Getting ready to leave Siem Reap Cambodia
There's Captain Peter Whittick just having fun and welcoming us back to our private jet
The big news is: Rain across much of the Indian subcontinent and especially at the Taj Mahal. Drenching rain too.
It is the approach to the Taj that is most impressive. The grounds are huge and well kept, giving an impression of grandeur and elegance.
Constructed of beautiful white marble, the Taj began to be constructed in 1632. A brief history of the building is here.
Its all about the approach. The rain had stopped for a few minutes so that I could pull out my camera.

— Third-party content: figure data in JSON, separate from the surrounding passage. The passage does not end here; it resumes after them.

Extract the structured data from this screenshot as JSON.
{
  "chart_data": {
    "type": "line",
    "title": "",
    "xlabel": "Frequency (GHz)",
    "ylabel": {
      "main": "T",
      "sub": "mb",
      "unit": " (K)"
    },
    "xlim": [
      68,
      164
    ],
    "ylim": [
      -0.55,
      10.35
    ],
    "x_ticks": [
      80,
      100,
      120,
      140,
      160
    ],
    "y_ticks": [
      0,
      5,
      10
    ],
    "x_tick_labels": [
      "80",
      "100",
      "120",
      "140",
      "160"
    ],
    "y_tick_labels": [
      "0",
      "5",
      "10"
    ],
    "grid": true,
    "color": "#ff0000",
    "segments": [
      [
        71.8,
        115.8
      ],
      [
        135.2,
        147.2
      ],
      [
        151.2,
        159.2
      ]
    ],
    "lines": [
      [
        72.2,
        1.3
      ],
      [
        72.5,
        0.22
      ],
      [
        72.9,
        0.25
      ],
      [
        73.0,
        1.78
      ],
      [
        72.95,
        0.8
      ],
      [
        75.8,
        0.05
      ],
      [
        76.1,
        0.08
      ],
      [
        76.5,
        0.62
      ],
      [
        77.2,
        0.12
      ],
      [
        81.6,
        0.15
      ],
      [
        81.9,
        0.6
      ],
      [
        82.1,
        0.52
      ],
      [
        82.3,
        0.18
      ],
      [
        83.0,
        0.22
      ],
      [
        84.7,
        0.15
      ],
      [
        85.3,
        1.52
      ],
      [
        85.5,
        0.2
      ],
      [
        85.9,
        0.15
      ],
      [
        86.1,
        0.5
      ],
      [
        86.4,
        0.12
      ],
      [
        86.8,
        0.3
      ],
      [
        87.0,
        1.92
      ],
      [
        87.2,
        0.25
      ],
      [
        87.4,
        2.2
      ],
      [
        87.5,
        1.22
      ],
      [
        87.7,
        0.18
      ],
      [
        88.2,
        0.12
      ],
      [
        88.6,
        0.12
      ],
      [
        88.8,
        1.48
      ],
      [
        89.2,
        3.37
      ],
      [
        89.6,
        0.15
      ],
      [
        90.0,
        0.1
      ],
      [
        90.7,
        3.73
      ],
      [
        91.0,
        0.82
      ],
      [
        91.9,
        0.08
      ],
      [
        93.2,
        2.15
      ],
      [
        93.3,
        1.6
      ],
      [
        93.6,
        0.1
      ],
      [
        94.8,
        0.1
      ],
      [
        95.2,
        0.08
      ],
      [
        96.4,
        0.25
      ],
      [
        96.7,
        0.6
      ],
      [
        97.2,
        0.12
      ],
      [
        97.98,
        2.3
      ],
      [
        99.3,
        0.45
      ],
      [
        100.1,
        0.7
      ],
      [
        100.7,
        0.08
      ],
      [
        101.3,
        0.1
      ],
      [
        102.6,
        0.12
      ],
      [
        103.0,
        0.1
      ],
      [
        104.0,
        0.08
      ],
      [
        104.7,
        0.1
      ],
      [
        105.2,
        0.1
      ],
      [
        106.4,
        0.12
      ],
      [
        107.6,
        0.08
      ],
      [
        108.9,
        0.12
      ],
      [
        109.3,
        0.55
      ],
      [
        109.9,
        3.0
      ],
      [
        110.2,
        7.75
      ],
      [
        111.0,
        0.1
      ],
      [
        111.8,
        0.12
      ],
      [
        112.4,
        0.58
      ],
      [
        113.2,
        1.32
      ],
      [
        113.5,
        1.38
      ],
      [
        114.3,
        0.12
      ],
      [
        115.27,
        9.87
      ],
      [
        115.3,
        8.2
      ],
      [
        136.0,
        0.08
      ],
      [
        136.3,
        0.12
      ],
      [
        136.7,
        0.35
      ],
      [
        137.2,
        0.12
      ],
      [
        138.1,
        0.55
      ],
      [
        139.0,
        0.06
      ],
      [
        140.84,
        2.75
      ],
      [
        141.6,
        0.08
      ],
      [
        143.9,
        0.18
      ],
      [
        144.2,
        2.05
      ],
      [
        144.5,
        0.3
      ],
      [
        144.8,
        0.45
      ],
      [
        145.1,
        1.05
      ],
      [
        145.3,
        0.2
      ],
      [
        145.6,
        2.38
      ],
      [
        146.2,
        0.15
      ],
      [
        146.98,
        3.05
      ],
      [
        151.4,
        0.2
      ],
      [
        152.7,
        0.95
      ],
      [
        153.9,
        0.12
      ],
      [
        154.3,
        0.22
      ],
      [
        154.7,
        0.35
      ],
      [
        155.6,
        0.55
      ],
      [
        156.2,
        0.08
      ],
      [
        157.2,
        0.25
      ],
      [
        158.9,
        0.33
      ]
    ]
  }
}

Everything is symmetrical about the building such that any half of it is a mirror image of the other
The entrance vaulted ceiling
Adjacent buildings are made of red sandstone, quarried in the nearby sate of Rajasthan
When entering the tomb, you can see how detaled the marble was cut
And there are incredible inlaid patterns made with semi=precious gems. The green is a type of chert, the red is jasper. A story about the stones of the Taj is here.
No photo's are allowed inside the tomb and it is too dark anyway to see much anyway. But after we exited from inside the Taj Mahal we found that the skies had opened up over Agra.In fact, this was a weather front that proved to be big news across India. This is the dry season and rain such as this was unusual. Temperatures plummeted to 19 degrees Celsius (66 degrees F) setting records for this date in some locations. Two people were struck by lightning in Agra. And hail fell in many parts of neighboring states, damaging crops significantly. Everyone mentioned how strange it was and chalked it up to other weather phenomena that seem to be unusual lately.
The rain poured off of the roof of the Taj much like it does in Marble Canyon back home after a deluge
The marble was quite slick while wet. Although the weather was not perfect, we enjoyed this 4-hour stop to see a wonder that was named a World Heritage Site by UNESCO in 1983.